Q: Can you introduce yourself and your role at John Deere?
Jason Wallin: I’m Jason Wallin, the principal architect for infrastructure and operations at John Deere. My role involves overseeing the design of hosting solutions and the necessary communications technologies for our factories, logistics centers, data centers, and cloud hosting environments.
Q: What are the main connectivity challenges John Deere faces in its manufacturing facilities?
Jason Wallin: The primary challenge we’re facing is the growth of industrial IoT and its implications for future connectivity. Historically, our setup has been around 70% Ethernet-connected devices and 30% Wi-Fi-connected devices. However, we’re finding it cost-effective to expand our Ethernet, and Wi-Fi isn’t capable of supporting the number of connections we anticipate in the future. We expect to see a 20-fold increase in the number of sensors on our shop floors in the coming years, which has led us to explore private cellular networks as a solution.
Q: How is technology, specifically private 5G, improving operations at John Deere’s manufacturing sites?
Jason Wallin: We began exploring private cellular and 5G networks around the time of the CBRS auction in 2020, where we acquired spectrum in five counties with significant manufacturing presence. Over 2021 and 2022, we focused on developing use cases within our factories. Now, in 2023, we are actively using private 5G networks with production intent in our manufacturing facilities. This technology allows us to provide the necessary connectivity for our increasing use cases, enabling us to collect more data about our manufacturing processes and logistics flows.
Q: What steps is John Deere taking to transition its large-scale operations to a Private 5G Network?
Jason Wallin: At John Deere, we’re fundamentally shifting our approach to connectivity in response to the rapid growth of industrial IoT. Our strategy involves transitioning from our current setup of 70% Ethernet and 30% Wi-Fi-connected devices to a future where 80% of our connectivity in the factory will be through private cellular networks, including private 5G. This shift is essential to accommodate the 20-fold increase in IoT devices we anticipate. We plan to maintain 10% of our connectivity through hardwired Ethernet, mainly due to legacy equipment with long life cycles, like laser cutters and machining centers. Additionally, we expect that another 10% will remain Wi-Fi-connected, considering the vast number of Wi-Fi devices produced annually compared to those for cellular networks.
Q: Can you discuss the security measures for John Deere’s private 5G network?

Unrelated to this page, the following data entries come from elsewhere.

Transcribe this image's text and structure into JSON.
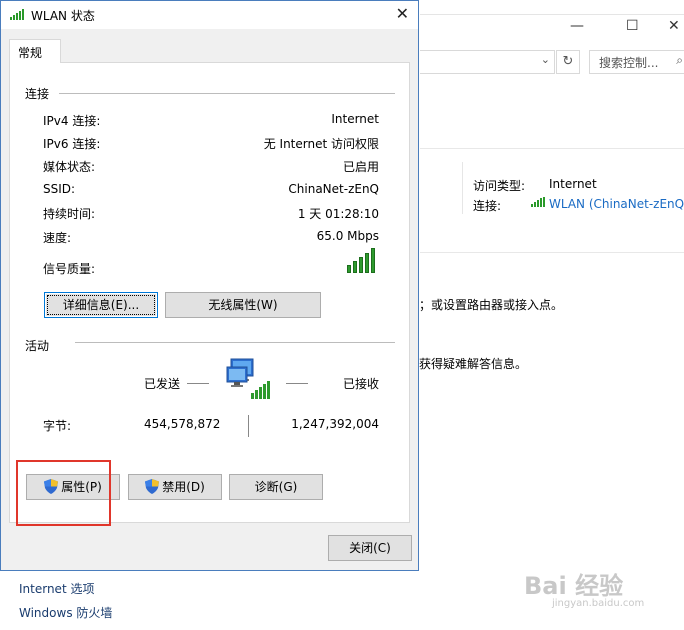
{
  "background": {
    "address_dropdown": "⌄",
    "refresh_icon": "↻",
    "search_placeholder": "搜索控制...",
    "access_type_label": "访问类型:",
    "access_type_value": "Internet",
    "connection_label": "连接:",
    "connection_value": "WLAN (ChinaNet-zEnQ)",
    "line1": "；或设置路由器或接入点。",
    "line2": "获得疑难解答信息。",
    "left_links": [
      "Internet 选项",
      "Windows 防火墙"
    ],
    "watermark": "Bai 经验",
    "watermark_sub": "jingyan.baidu.com"
  },
  "dialog": {
    "title": "WLAN 状态",
    "close_glyph": "✕",
    "tab": "常规",
    "connection_group": "连接",
    "rows": [
      {
        "label": "IPv4 连接:",
        "value": "Internet"
      },
      {
        "label": "IPv6 连接:",
        "value": "无 Internet 访问权限"
      },
      {
        "label": "媒体状态:",
        "value": "已启用"
      },
      {
        "label": "SSID:",
        "value": "ChinaNet-zEnQ"
      },
      {
        "label": "持续时间:",
        "value": "1 天 01:28:10"
      },
      {
        "label": "速度:",
        "value": "65.0 Mbps"
      }
    ],
    "signal_label": "信号质量:",
    "signal_bars": 5,
    "details_button": "详细信息(E)...",
    "wireless_props_button": "无线属性(W)",
    "activity_group": "活动",
    "sent_label": "已发送",
    "received_label": "已接收",
    "bytes_label": "字节:",
    "bytes_sent": "454,578,872",
    "bytes_received": "1,247,392,004",
    "properties_button": "属性(P)",
    "disable_button": "禁用(D)",
    "diagnose_button": "诊断(G)",
    "close_button": "关闭(C)"
  },
  "colors": {
    "accent": "#0078d7",
    "highlight_box": "#e0362b",
    "signal_green": "#2e9a2e",
    "link": "#1a6bc4"
  }
}
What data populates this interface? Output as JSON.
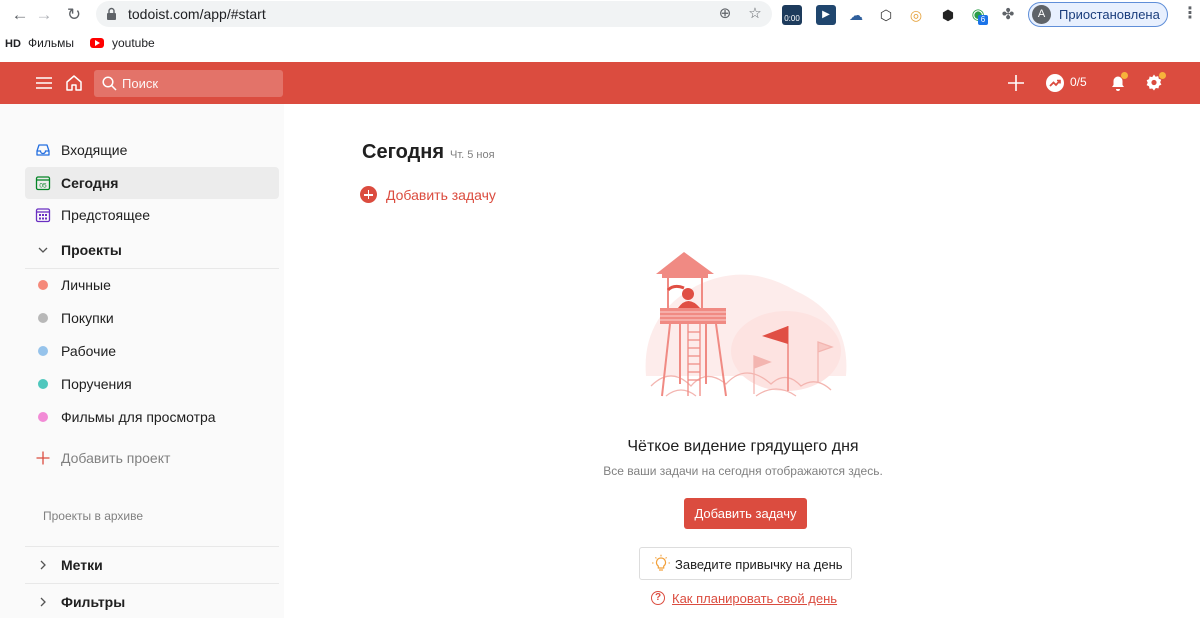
{
  "browser": {
    "url": "todoist.com/app/#start",
    "profile_initial": "A",
    "profile_label": "Приостановлена",
    "ext_badge_time": "0:00",
    "ext_badge_count": "6",
    "bookmarks": [
      {
        "label": "Фильмы",
        "prefix": "HD"
      },
      {
        "label": "youtube"
      }
    ]
  },
  "header": {
    "search_placeholder": "Поиск",
    "karma": "0/5",
    "accent_color": "#db4c3f"
  },
  "sidebar": {
    "nav": [
      {
        "label": "Входящие",
        "icon": "inbox-icon"
      },
      {
        "label": "Сегодня",
        "icon": "today-calendar-icon",
        "icon_text": "05",
        "active": true
      },
      {
        "label": "Предстоящее",
        "icon": "upcoming-calendar-icon"
      }
    ],
    "projects_header": "Проекты",
    "projects": [
      {
        "label": "Личные",
        "color": "#f5897a"
      },
      {
        "label": "Покупки",
        "color": "#b8b8b8"
      },
      {
        "label": "Рабочие",
        "color": "#96c3eb"
      },
      {
        "label": "Поручения",
        "color": "#4fc7bd"
      },
      {
        "label": "Фильмы для просмотра",
        "color": "#f28bd6"
      }
    ],
    "add_project": "Добавить проект",
    "archived": "Проекты в архиве",
    "labels_header": "Метки",
    "filters_header": "Фильтры"
  },
  "main": {
    "title": "Сегодня",
    "date": "Чт. 5 ноя",
    "add_task": "Добавить задачу",
    "empty_title": "Чёткое видение грядущего дня",
    "empty_subtitle": "Все ваши задачи на сегодня отображаются здесь.",
    "add_task_button": "Добавить задачу",
    "habit_button": "Заведите привычку на день",
    "help_link": "Как планировать свой день",
    "help_icon": "?"
  }
}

Jason Wallin: Security is a top priority for John Deere, especially concerning our IoT data. Our move to a cellular network allows us to implement a more robust security solution than what we’ve had with wired Ethernet and Wi-Fi networks. Key aspects of our security strategy include SIM encryption, dedicated IMEI (International Mobile Equipment Identity) matching, and device-specific connections. These measures are integrated into our manufacturing facilities’ cellular infrastructure, ensuring best-in-class security for our operations.
Q: How does John Deere envision the future of manufacturing with the help of 5G technology?
Jason Wallin: At John Deere, we see the integration of 5G technology as a transformative step for the future of manufacturing. This vision extends beyond the basic cost savings from infrastructure changes. While it’s true that private 5G and cellular networks are more cost-effective compared to traditional Ethernet and Wi-Fi networks, focusing solely on these cost savings would be an underestimation of the technology’s potential.
The real game-changer lies in the new use cases that 5G enables, particularly those involving advanced technologies like computer vision (CV) and machine learning (ML). For instance, in our current manufacturing process, we meticulously record every torque setting on our largest combines, which comprise around 18,000 pieces each. This level of detail is crucial for building our digital twin models.
Looking ahead, the integration of CV and ML into our manufacturing processes promises even greater precision and quality control. For example, in a scenario where a worker assembles bolts at a station, not only can we ensure that each bolt is torqued to the correct specification, but we can also verify that the right bolts are installed in the correct locations. This advancement in technology will enable us to achieve a virtually mistake-free manufacturing process.
Ultimately, this level of precision and quality assurance is what our customers expect from John Deere. It’s about delivering an exceptionally high-quality product that our customers can rely on for critical tasks like harvesting food for the world. The implementation of 5G technology is a key factor in continuing to uphold and enhance this standard of excellence in our manufacturing processes.